Jacopo Bartolomeo Beccari
Jacopo Bartolomeo Beccari was an Italian chemist, one of the leading scientists in Bologna in the first half of the eighteenth century. He is mainly known as the discoverer of the gluten in wheat flour. Beccari was the first to give courses in chemistry at an Italian university. He is considered a forerunner of food science and bromatological chemistry.
Life
Early life and education
Jacopo Bartolomeo Beccari was born in Bologna on 25 July 1682. After attending the Jesuit College, he graduated Doctor of Philosophy and Medicine at the University of Bologna in 1704. That same year he became member of the Accademia degli Inquieti created by Eustachio Manfredi in 1690. In 1712, he was appointed Professor of Theoretical Medicine at the University of Bologna.Career
At the end of 1711, Luigi Ferdinando Marsili established the Institute and Academy of Sciences of the Institute of Bologna. Beccari was named head of the Natural Sciences Department and chair of Experimental Physics.In 1724, Beccari was elected President of the Academy of Sciences of Bologna, a position took also in 1735, 1740 and 1750. In 1728, he was elected a Fellow of the Royal Society. In 1737, he was named Professor of Chemistry at the University of Bologna. One of his disciples was Luigi Galvani.

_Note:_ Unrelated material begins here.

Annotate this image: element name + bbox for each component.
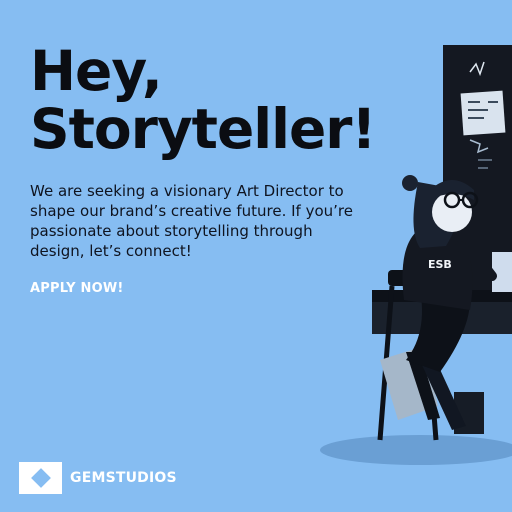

After 40 years of teaching, in 1749, Beccari was named Emeritus Professor. He died in Bologna on 18 January 1766, and was buried in the Sanctuary of the Madonna del Baraccano.
Scientific work
Besides teaching, he carried out a wide scientific activity, mainly in disciplines related to medicine, such as physiology, pathology and food science. He carried out important research on the phosphorescence of bodies, and studied the measurement of the intensity of the light emitted. In 1745, he discovered that silver salts are photosensitive, undergoing color change on exposure to light.From his comments on foraminifera he is considered as one of the pioneers of microbiology. Beccari was also the first scientist to have ever described a microfossil species. His papers on fossil foraminifera provide evidence for the first micropaleontological analyses, including a deep investigation of the dominant species of the assemblage, and also a rigorous approach to the description of the materials, methods and interpretation.
Beccari is best known for the discovery of the gluten in wheat flour. In his article De frumento, published in the Transactions of the Academy of Bologna in 1745, Beccari described the separation of flour into two components, "amylaceum", which was soluble in water and had properties similar to those of sugars, and "glutinosum," which was insoluble and sticky and resembled substances of animal origin.
Beccari also performed studies in other fields, such as hydrology, meteorology and physics. In recognition of his pioneering studies on micropaleontology, Linnaeus dedicated the most common and widespread species of his microscopic Nautilus to him.